Knowing the atomic number of all the elements on the periodic table is also very simple to memorize. The fact that you don't know them all isn't because it's hard nor complex. The same thing applies to bubblesort and every other thing you might not know off-hand without googling.

Watch Jeopardy and ask yourself if any of the questions are particularly hard or complex to memorize. Perhaps that's not why you don't know them.

I've implemented bubblesort at least 10 times in uni. I remember a few of the sorting algorithms I had to impl, but I forget which one is bubblesort. It would take me 10 seconds to go "oh right, that one" if I ever need to see it. I haven't had to in the 15 years since uni. Remembering that bubblesort is algo A vs algo B without googling it the one time I need to know is worthless. Knowing higher level concepts of sorting and perf trade-offs, on the other hand, is not.

Having a set of trivia that you consider essential is itself trivia. As I could have my own arbitrary list of easily googleable essentials, like the wall socket voltage in every country in the world. No matter how handy I claim that knowledge is, it doesn't even pay its rent in the grey matter is takes up when you can just google it.


But you don't know what is at the other end of the spectrum you are on. What if someone knows these algorithms and has very good recall. Perhaps it becomes easier to reason about and mutate these ideas in their heads. Come up with new things, or do algorithmic things faster.

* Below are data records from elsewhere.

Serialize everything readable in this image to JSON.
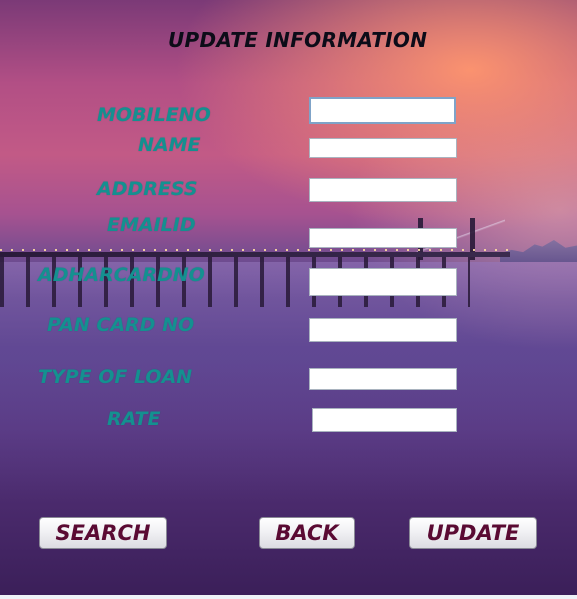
{
  "title": "UPDATE INFORMATION",
  "fields": {
    "mobileno": {
      "label": "MOBILENO",
      "value": ""
    },
    "name": {
      "label": "NAME",
      "value": ""
    },
    "address": {
      "label": "ADDRESS",
      "value": ""
    },
    "emailid": {
      "label": "EMAILID",
      "value": ""
    },
    "adharcardno": {
      "label": "ADHARCARDNO",
      "value": ""
    },
    "pancardno": {
      "label": "PAN CARD NO",
      "value": ""
    },
    "typeofloan": {
      "label": "TYPE OF LOAN",
      "value": ""
    },
    "rate": {
      "label": "RATE",
      "value": ""
    }
  },
  "buttons": {
    "search": "SEARCH",
    "back": "BACK",
    "update": "UPDATE"
  },
  "colors": {
    "label": "#149090",
    "button_text": "#5a0a33",
    "title": "#0c0c18"
  }
}
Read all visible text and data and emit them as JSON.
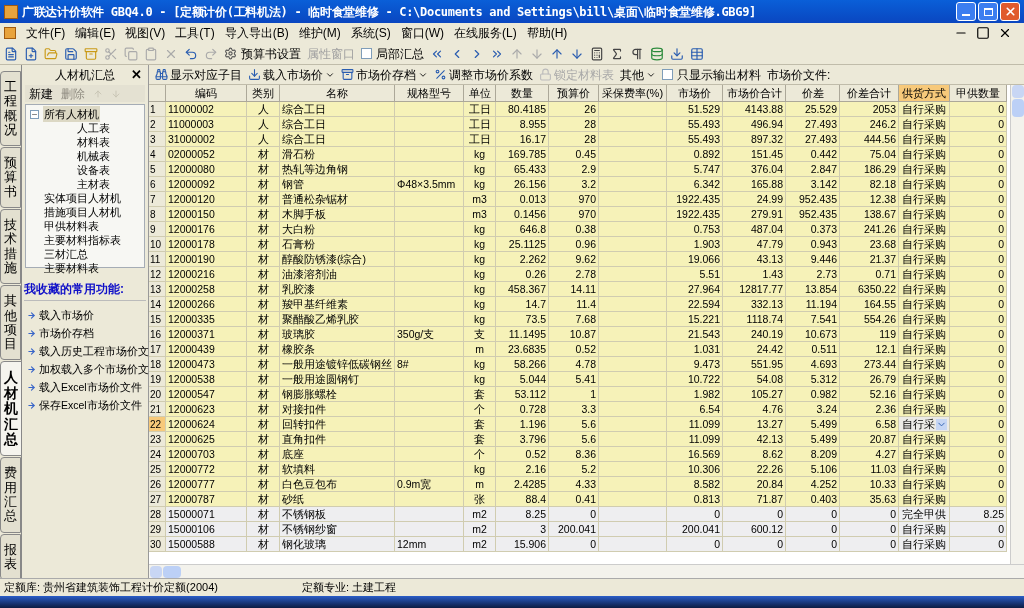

I still think problem solving with newly gained knowledge is the way to go for retaining things longterm, but if you aided that process with something like Anki for meaningful connected information, you'd certainly be better off compared to someone who just does the former


It's actually not - it's the simplest to implement.

The most obvious conceptually is insertion or selection sort (depending on the person).